É preciso entender que a visão materialista científica ou filosófica do mundo e da vida, não significa um desapreço por sentimentos e valores. O materialismo só se torna um problema quando se faz a transposição tendenciosa dessa premissa filosófico-científica para o ego como meio para justificar o orgulho, o egoísmo, a cobiça, a luxúria e todas as más tendências do indivíduo. É a famosa e descabida desculpa de que a “carne é fraca”. Sem dúvida, essa forma rasteira de materialismo deve ser combatida como bem alertou Kardec. O tema é complexo e sutil, mas a causa não está na ciência ou na filosofia. A causa está no atraso moral dos indivíduos.
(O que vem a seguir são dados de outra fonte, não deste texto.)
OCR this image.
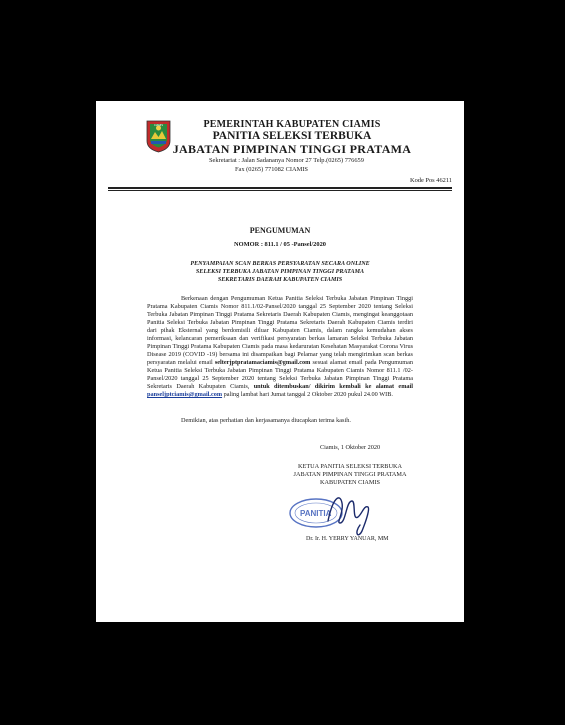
CIAMIS	PEMERINTAH KABUPATEN CIAMIS
PANITIA SELEKSI TERBUKA
JABATAN PIMPINAN TINGGI PRATAMA
Sekretariat : Jalan Sadananya Nomor 27 Telp.(0265) 776659
Fax (0265) 771082 CIAMIS
Kode Pos 46211
PENGUMUMAN
NOMOR : 811.1 / 05 -Pansel/2020
PENYAMPAIAN SCAN BERKAS PERSYARATAN SECARA ONLINE
SELEKSI TERBUKA JABATAN PIMPINAN TINGGI PRATAMA
SEKRETARIS DAERAH KABUPATEN CIAMIS

Berkenaan dengan Pengumuman Ketua Panitia Seleksi Terbuka Jabatan Pimpinan Tinggi Pratama Kabupaten Ciamis Nomor 811.1/02-Pansel/2020 tanggal 25 September 2020 tentang Seleksi Terbuka Jabatan Pimpinan Tinggi Pratama Sekretaris Daerah Kabupaten Ciamis, mengingat keanggotaan Panitia Seleksi Terbuka Jabatan Pimpinan Tinggi Pratama Sekretaris Daerah Kabupaten Ciamis terdiri dari pihak Eksternal yang berdomisili diluar Kabupaten Ciamis, dalam rangka kemudahan akses informasi, kelancaran pemeriksaan dan verifikasi persyaratan berkas lamaran Seleksi Terbuka Jabatan Pimpinan Tinggi Pratama Kabupaten Ciamis pada masa kedaruratan Kesehatan Masyarakat Corona Virus Disease 2019 (COVID -19) bersama ini disampaikan bagi Pelamar yang telah mengirimkan scan berkas persyaratan melalui email selterjptpratamaciamis@gmail.com sesuai alamat email pada Pengumuman Ketua Panitia Seleksi Terbuka Jabatan Pimpinan Tinggi Pratama Kabupaten Ciamis Nomor 811.1 /02-Pansel/2020 tanggal 25 September 2020 tentang Seleksi Terbuka Jabatan Pimpinan Tinggi Pratama Sekretaris Daerah Kabupaten Ciamis, untuk ditembuskan/ dikirim kembali ke alamat email panseljptciamis@gmail.com paling lambat hari Jumat tanggal 2 Oktober 2020 pukul 24.00 WIB.

Demikian, atas perhatian dan kerjasamanya diucapkan terima kasih.
Ciamis, 1 Oktober 2020
KETUA PANITIA SELEKSI TERBUKA
JABATAN PIMPINAN TINGGI PRATAMA
KABUPATEN CIAMIS
PANITIA
Dr. Ir. H. YERRY YANUAR, MM
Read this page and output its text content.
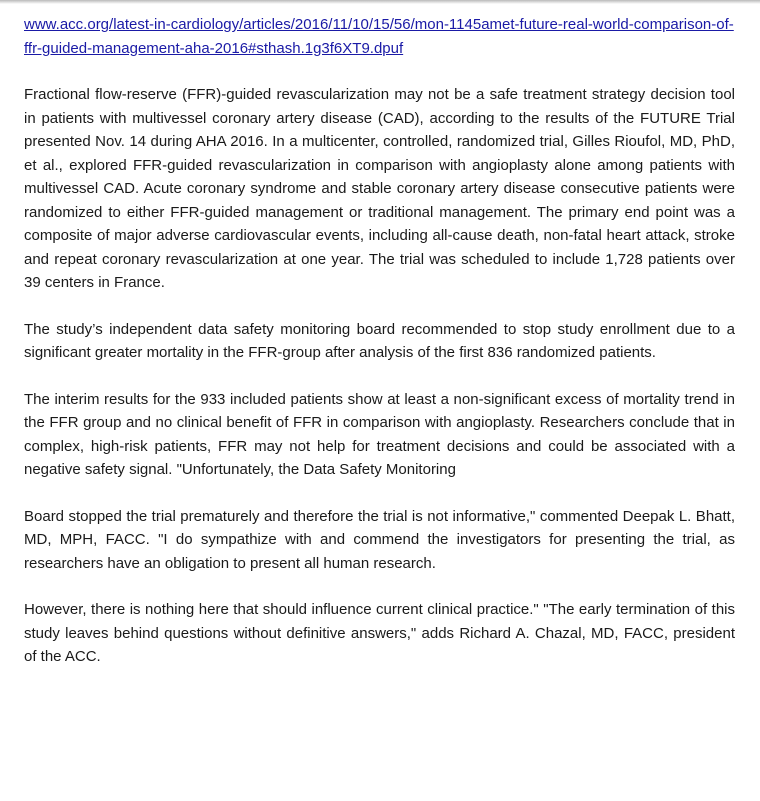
www.acc.org/latest-in-cardiology/articles/2016/11/10/15/56/mon-1145amet-future-real-world-comparison-of-ffr-guided-management-aha-2016#sthash.1g3f6XT9.dpuf

Fractional flow-reserve (FFR)-guided revascularization may not be a safe treatment strategy decision tool in patients with multivessel coronary artery disease (CAD), according to the results of the FUTURE Trial presented Nov. 14 during AHA 2016. In a multicenter, controlled, randomized trial, Gilles Rioufol, MD, PhD, et al., explored FFR-guided revascularization in comparison with angioplasty alone among patients with multivessel CAD. Acute coronary syndrome and stable coronary artery disease consecutive patients were randomized to either FFR-guided management or traditional management. The primary end point was a composite of major adverse cardiovascular events, including all-cause death, non-fatal heart attack, stroke and repeat coronary revascularization at one year. The trial was scheduled to include 1,728 patients over 39 centers in France.

The study’s independent data safety monitoring board recommended to stop study enrollment due to a significant greater mortality in the FFR-group after analysis of the first 836 randomized patients.

The interim results for the 933 included patients show at least a non-significant excess of mortality trend in the FFR group and no clinical benefit of FFR in comparison with angioplasty. Researchers conclude that in complex, high-risk patients, FFR may not help for treatment decisions and could be associated with a negative safety signal. "Unfortunately, the Data Safety Monitoring

Board stopped the trial prematurely and therefore the trial is not informative," commented Deepak L. Bhatt, MD, MPH, FACC. "I do sympathize with and commend the investigators for presenting the trial, as researchers have an obligation to present all human research.

However, there is nothing here that should influence current clinical practice." "The early termination of this study leaves behind questions without definitive answers," adds Richard A. Chazal, MD, FACC, president of the ACC.
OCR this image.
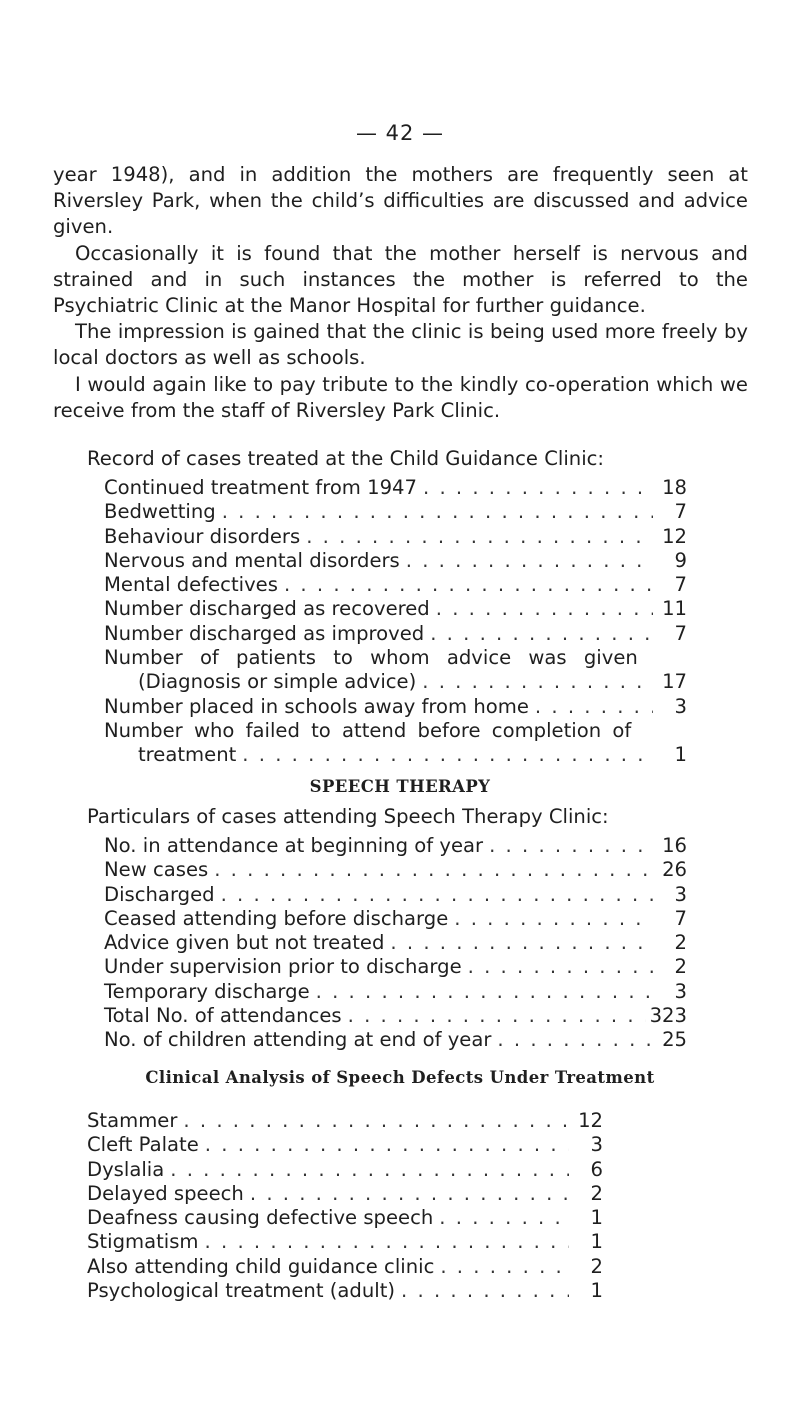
— 42 —

year 1948), and in addition the mothers are frequently seen at Riversley Park, when the child’s difficulties are discussed and advice given.

Occasionally it is found that the mother herself is nervous and strained and in such instances the mother is referred to the Psychiatric Clinic at the Manor Hospital for further guidance.

The impression is gained that the clinic is being used more freely by local doctors as well as schools.

I would again like to pay tribute to the kindly co-operation which we receive from the staff of Riversley Park Clinic.

Record of cases treated at the Child Guidance Clinic:
Continued treatment from 1947 . . .	18
Bedwetting . . .	7
Behaviour disorders . . .	12
Nervous and mental disorders . . .	9
Mental defectives . . .	7
Number discharged as recovered . . .	11
Number discharged as improved . . .	7
Number of patients to whom advice was given
(Diagnosis or simple advice) . . .	17
Number placed in schools away from home . . .	3
Number who failed to attend before completion of
treatment . . .	1
SPEECH THERAPY
Particulars of cases attending Speech Therapy Clinic:
No. in attendance at beginning of year . . .	16
New cases . . .	26
Discharged . . .	3
Ceased attending before discharge . . .	7
Advice given but not treated . . .	2
Under supervision prior to discharge . . .	2
Temporary discharge . . .	3
Total No. of attendances . . .	323
No. of children attending at end of year . . .	25
Clinical Analysis of Speech Defects Under Treatment
Stammer . . .	12
Cleft Palate . . .	3
Dyslalia . . .	6
Delayed speech . . .	2
Deafness causing defective speech . . .	1
Stigmatism . . .	1
Also attending child guidance clinic . . .	2
Psychological treatment (adult) . . .	1
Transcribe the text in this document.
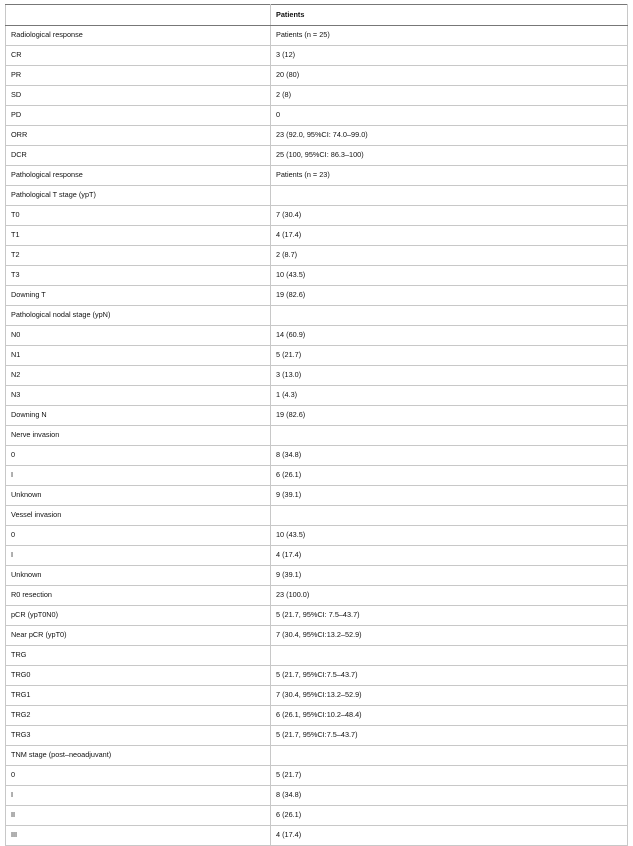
	Patients
Radiological response	Patients (n = 25)
CR	3 (12)
PR	20 (80)
SD	2 (8)
PD	0
ORR	23 (92.0, 95%CI: 74.0–99.0)
DCR	25 (100, 95%CI: 86.3–100)
Pathological response	Patients (n = 23)
Pathological T stage (ypT)	
T0	7 (30.4)
T1	4 (17.4)
T2	2 (8.7)
T3	10 (43.5)
Downing T	19 (82.6)
Pathological nodal stage (ypN)	
N0	14 (60.9)
N1	5 (21.7)
N2	3 (13.0)
N3	1 (4.3)
Downing N	19 (82.6)
Nerve invasion	
0	8 (34.8)
I	6 (26.1)
Unknown	9 (39.1)
Vessel invasion	
0	10 (43.5)
I	4 (17.4)
Unknown	9 (39.1)
R0 resection	23 (100.0)
pCR (ypT0N0)	5 (21.7, 95%CI: 7.5–43.7)
Near pCR (ypT0)	7 (30.4, 95%CI:13.2–52.9)
TRG	
TRG0	5 (21.7, 95%CI:7.5–43.7)
TRG1	7 (30.4, 95%CI:13.2–52.9)
TRG2	6 (26.1, 95%CI:10.2–48.4)
TRG3	5 (21.7, 95%CI:7.5–43.7)
TNM stage (post–neoadjuvant)	
0	5 (21.7)
I	8 (34.8)
II	6 (26.1)
III	4 (17.4)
Os conceitos de Esquerda e Direita datam da Revolução Francesa. Basicamente esquerda representa a parte da sociedade desejosa de mudanças sociais (classe trabalhadora mais humilde), são os chamados progressistas. A direita representa os conservadores (detentores dos meios de produção) que temem ter seus privilégios reduzidos. Normalmente, a esquerda alinha-se com o comunismo, com o socialismo e com o anarquismo. E vale notar que todas essas concepções filosóficas foram pensadas de boa-fé como forma de promoção da justiça social. Os problemas surgem quando se tenta colocar em prática, na sociedade real, essas ideias sob uma premissa puramente materialista. Isso só pode ser feito lançando mão de estratégias artificiais, geralmente, requerendo algum grau de autoritarismo. Com isso a ideia inicial de justiça social acaba sofrendo distorções e podendo se transformar até em uma ditadura. Foi o que aconteceu na antiga União Soviética com Lenine, o marxismo-leninismo. Todavia, como concepção idealista de justiça social, o socialismo está intimamente relacionado ao cristianismo. Sua ideia original vem desde Platão. Um socialismo verdadeiramente eficiente deverá ser alcançado quando houver consciência das pessoas de que o equilíbrio e a felicidade coletiva dependem de cooperação entre todos e não de competição para ver quem chega antes ou quem acumula mais riquezas. O espiritismo tem importante papel nesse sentido. A justiça social não pode ser imposta. Terá que advir com a conscientização e cooperação voluntária. Vale a pena ler “Socialismo e Espiritismo” de Leon Denis, escrito antes de muitas das distorções ocorridas em tentativas de implantação artificial como apontado acima.
Espíritas!
Fé raciocinada. Bom senso. E muito estudo.